Définitions, sens de variation, suites arithmétiques et géométriques, récurrence et limites
Un capital de 1 000 euros est placé à 3 % d’intérêts annuels composés. Chaque année, les intérêts s’ajoutent au capital et produisent eux-mêmes des intérêts.
Al-Karaji (Xe–XIe siècle, Bagdad) pose les bases du raisonnement par récurrence.
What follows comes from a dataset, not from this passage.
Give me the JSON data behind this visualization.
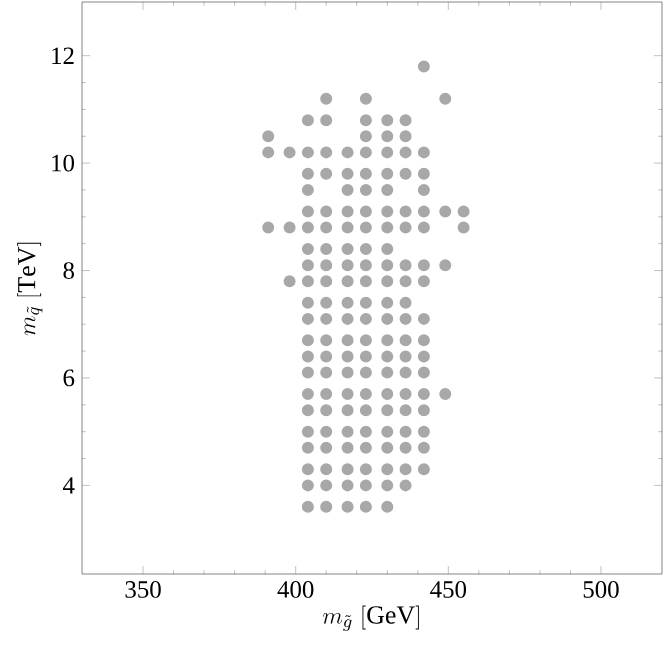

Fibonacci (1170–1250), formé à Béjaïa en Algérie, introduit les chiffres arabes en Europe et présente dans son Liber Abaci (1202) la suite qui porte son nom — via un problème de reproduction de lapins. C’est déjà une suite récurrente : chaque terme dépend des deux précédents.
Des siècles plus tard, ce même principe — l’état de demain dépend de l’état d’aujourd’hui — a permis de modéliser des épidémies. En 1763, des soldats britanniques donnent délibérément des couvertures contaminées par la variole à des Amérindiens. Une seule personne infectée au départ. Neuf jours plus tard : 900 malades sur 1 000. Les suites récurrentes expliquent pourquoi une étincelle peut tout embraser.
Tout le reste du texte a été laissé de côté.